I'm thinking about getting a bench press soon. I saw a nice one the other day that wasn't too expensive. Hopefully, the price includes the weights. whee
PostPosted: Tue Jan 16, 2007 10:37 am


CrazyRob
I'm thinking about getting a bench press soon. I saw a nice one the other day that wasn't too expensive. Hopefully, the price includes the weights. whee


Nice- I'd love one but there wouldn't be anywhere I could fit one at home. They can be really expensive especially if weights aren't included. Are you getting an olympic bar with it?

manning219


CrazyRob
Captain

PostPosted: Wed Jan 17, 2007 11:33 pm


manning219
CrazyRob
I'm thinking about getting a bench press soon. I saw a nice one the other day that wasn't too expensive. Hopefully, the price includes the weights. whee


Nice- I'd love one but there wouldn't be anywhere I could fit one at home. They can be really expensive especially if weights aren't included. Are you getting an olympic bar with it?



Er...what's an olympic bar?

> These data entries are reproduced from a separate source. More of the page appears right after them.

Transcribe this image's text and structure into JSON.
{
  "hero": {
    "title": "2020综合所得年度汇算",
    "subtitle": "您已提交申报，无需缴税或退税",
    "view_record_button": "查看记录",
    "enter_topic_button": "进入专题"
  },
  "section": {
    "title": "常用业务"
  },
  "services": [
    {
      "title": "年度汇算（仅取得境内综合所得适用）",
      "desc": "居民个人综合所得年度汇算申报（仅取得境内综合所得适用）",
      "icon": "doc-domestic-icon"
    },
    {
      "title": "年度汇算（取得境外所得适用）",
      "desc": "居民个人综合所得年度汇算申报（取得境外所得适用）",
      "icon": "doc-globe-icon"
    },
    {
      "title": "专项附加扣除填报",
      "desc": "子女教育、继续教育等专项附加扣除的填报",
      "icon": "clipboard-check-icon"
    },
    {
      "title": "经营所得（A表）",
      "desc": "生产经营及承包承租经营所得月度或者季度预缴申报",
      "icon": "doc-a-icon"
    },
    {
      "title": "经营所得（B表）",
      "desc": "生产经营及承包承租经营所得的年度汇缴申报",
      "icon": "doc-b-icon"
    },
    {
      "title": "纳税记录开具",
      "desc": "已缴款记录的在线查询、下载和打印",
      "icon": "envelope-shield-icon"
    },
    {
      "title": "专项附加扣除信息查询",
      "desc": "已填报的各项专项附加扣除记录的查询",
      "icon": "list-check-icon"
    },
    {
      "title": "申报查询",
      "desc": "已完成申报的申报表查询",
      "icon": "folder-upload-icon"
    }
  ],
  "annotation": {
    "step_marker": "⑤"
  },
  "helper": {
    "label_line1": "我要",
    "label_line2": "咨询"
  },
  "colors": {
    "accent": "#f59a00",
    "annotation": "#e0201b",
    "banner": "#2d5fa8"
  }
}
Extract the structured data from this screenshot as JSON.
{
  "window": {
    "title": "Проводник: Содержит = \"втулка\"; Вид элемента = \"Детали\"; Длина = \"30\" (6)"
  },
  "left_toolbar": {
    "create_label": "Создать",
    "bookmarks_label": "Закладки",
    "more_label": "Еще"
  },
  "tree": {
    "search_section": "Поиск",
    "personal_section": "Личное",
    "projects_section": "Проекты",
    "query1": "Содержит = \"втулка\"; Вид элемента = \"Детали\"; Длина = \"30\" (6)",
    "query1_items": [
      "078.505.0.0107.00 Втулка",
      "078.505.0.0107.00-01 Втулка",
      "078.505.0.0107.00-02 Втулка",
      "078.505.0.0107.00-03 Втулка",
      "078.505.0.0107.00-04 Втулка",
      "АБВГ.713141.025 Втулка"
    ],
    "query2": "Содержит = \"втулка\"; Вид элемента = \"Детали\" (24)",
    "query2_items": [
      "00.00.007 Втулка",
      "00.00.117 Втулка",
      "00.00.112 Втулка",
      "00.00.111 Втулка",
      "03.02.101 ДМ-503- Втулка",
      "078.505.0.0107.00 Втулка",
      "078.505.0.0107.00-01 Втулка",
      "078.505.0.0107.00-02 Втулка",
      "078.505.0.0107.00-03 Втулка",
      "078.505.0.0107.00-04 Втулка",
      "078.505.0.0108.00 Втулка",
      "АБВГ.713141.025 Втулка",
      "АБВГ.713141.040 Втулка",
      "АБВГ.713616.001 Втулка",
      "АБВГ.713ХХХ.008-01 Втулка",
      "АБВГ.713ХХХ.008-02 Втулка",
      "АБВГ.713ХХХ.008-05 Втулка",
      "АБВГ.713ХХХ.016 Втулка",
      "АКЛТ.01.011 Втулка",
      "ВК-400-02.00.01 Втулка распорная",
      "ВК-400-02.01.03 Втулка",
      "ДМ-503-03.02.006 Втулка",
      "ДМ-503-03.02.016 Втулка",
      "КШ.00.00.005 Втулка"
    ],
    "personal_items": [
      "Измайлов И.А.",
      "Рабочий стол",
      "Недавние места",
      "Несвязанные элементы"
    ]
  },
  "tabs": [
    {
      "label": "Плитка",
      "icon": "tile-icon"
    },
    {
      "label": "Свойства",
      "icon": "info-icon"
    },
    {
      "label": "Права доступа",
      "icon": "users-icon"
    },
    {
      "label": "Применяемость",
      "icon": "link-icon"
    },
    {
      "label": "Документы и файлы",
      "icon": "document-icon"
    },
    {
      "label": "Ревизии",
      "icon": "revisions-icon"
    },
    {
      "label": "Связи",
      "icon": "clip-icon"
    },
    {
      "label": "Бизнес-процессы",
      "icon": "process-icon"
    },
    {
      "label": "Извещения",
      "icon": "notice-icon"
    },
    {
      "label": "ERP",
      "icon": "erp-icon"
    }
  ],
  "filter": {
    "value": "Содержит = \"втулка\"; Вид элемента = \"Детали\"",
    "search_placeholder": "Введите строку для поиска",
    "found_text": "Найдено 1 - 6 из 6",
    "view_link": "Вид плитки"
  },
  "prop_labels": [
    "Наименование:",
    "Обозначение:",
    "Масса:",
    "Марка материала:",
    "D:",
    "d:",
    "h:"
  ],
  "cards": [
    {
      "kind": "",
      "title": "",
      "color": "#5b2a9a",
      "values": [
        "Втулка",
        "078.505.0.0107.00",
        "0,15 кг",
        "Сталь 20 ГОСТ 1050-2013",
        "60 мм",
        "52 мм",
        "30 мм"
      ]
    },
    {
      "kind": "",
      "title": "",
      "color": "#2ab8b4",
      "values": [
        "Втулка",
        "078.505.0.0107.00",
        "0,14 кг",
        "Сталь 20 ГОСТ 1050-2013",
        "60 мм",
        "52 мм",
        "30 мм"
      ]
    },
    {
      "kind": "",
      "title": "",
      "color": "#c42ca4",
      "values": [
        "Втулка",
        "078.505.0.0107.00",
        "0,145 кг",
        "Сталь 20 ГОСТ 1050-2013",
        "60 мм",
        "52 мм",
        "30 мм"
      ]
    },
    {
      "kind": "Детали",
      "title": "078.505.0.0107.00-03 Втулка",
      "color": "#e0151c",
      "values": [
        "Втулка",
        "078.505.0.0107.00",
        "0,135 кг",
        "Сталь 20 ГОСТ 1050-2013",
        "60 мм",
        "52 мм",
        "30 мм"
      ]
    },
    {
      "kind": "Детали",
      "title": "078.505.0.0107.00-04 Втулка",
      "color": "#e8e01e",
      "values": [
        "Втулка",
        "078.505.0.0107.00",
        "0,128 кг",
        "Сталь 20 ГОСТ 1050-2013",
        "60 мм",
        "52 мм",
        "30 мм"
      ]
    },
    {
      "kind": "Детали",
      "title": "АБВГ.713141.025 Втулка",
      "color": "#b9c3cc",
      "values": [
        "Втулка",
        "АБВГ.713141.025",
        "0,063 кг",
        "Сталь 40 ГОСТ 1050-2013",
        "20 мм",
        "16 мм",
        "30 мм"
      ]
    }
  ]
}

Lol.

I haven't gotten a chance to look into it, but I'll try to check over the next couple of days what comes with it.
PostPosted: Sun Jan 21, 2007 11:16 am


CrazyRob
manning219
CrazyRob
I'm thinking about getting a bench press soon. I saw a nice one the other day that wasn't too expensive. Hopefully, the price includes the weights. whee


Nice- I'd love one but there wouldn't be anywhere I could fit one at home. They can be really expensive especially if weights aren't included. Are you getting an olympic bar with it?



Er...what's an olympic bar? Lol.

I haven't gotten a chance to look into it, but I'll try to check over the next couple of days what comes with it.


An olympic bar is one thats about 7 feet long and quite thick. The bar itself weighs 20kg (around 44 lbs). They're less likely to bend and can carry more weight than a traditional barbell but are a fair bit more expensive.

manning219


Mirithorn

PostPosted: Sun Feb 04, 2007 2:57 am


Also, crunches and situps are not actually very effective exercises. It would be more effective to do reverse crunches- Lay on your back with your legs at almost a 90 degree angle to your body with your knees slightly bent. Then, making sure to keep your neck relaxed, try to pull your torso towards your legs using your abs.